Despite its significant impact on mortality, tuberculosis (TB)-diabetes mellitus (DM) co-prevalence has not been well-elucidated for the cause of death. We investigated the impact of DM on TB-related and non-TB-related deaths in patients with TB. This retrospective nationwide cohort study included patients diagnosed with TB between 2011 and 2017 in South Korea. We performed Fine and Gray regression model analyses to assess the mortality risk of DM classified by cause of death. Of 239,848 patients, 62,435 (26.0%) had DM, and 20,203 died during anti-TB treatment. Of all deaths, 47.9% (9,668) were caused by TB, and the remaining 52.1% (10,535) was attributed to various non-TB-related causes.

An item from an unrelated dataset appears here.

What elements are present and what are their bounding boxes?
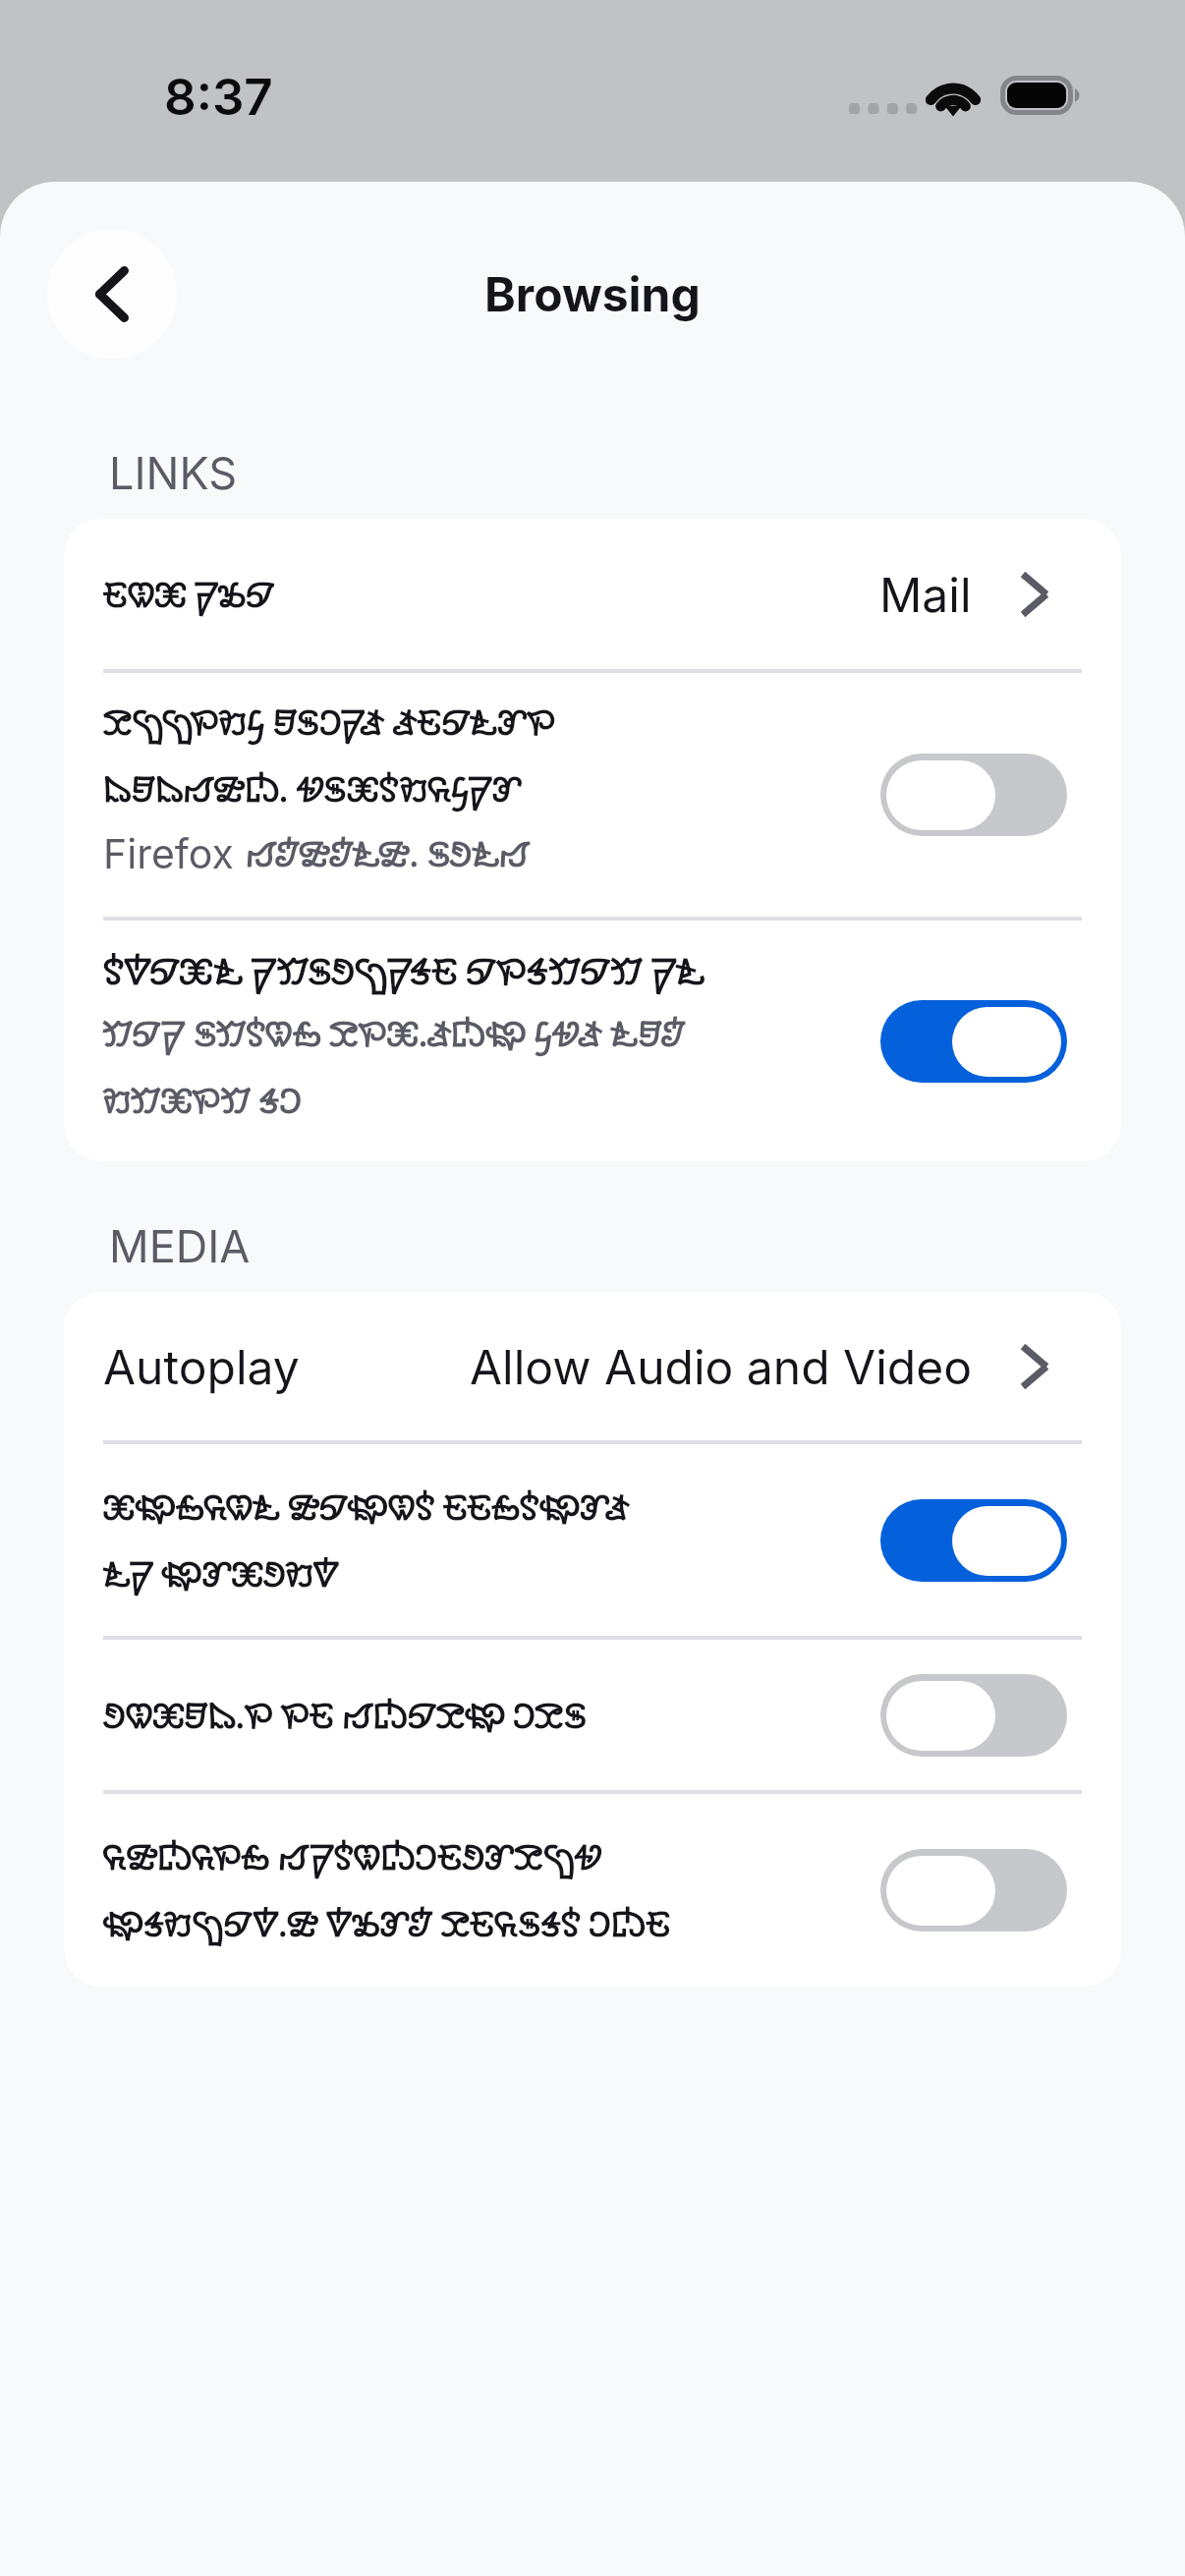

The mortality rate was higher in the DM than in the non-DM groups in both men and women. DM was associated with a higher risk of TB-related (adjusted hazard ratio [aHR] 1.07, 95% confidence interval [CI] 1.01-1.13) and non-TB-related (aHR 1.21, 95% CI 1.15-1.27) deaths in men; however, only a higher risk of non-TB-related deaths (aHR 1.29, 95% CI 1.20-1.38) in women. Our findings indicate that DM is independently associated with a greater risk of death during anti-TB treatment among patients with TB for both TB-related and non-TB-related deaths.
尽管结核病(TB)-糖尿病(DM)共病对死亡率有重大影响,但DM 导致 TB 患者死亡的原因尚未得到充分阐明。我们调查了 DM 对 TB 相关和非 TB 相关死亡的影响。本回顾性全国队列研究纳入了 2011 年至 2017 年期间在韩国被诊断为 TB 的患者。我们使用 Fine 和 Gray 回归模型分析来评估按死因分类的 DM 的死亡风险。在 239848 名患者中,有 62435 名(26.0%)患有 DM,20203 名患者在抗 TB 治疗期间死亡。所有死亡中,47.9%(9668 人)由 TB 引起,其余 52.1%(10535 人)归因于各种非 TB 相关原因。在男性和女性中,DM 组的死亡率均高于非 DM 组。DM 与男性的 TB 相关(调整后的危害比[aHR]1.07,95%置信区间[CI]1.01-1.13)和非 TB 相关(aHR 1.21,95% CI 1.15-1.27)死亡风险增加相关;然而,仅在女性中与非 TB 相关的死亡风险增加相关(aHR 1.29,95% CI 1.20-1.38)。我们的研究结果表明,DM 与 TB 患者抗 TB 治疗期间的死亡风险增加相关,无论是 TB 相关还是非 TB 相关死亡。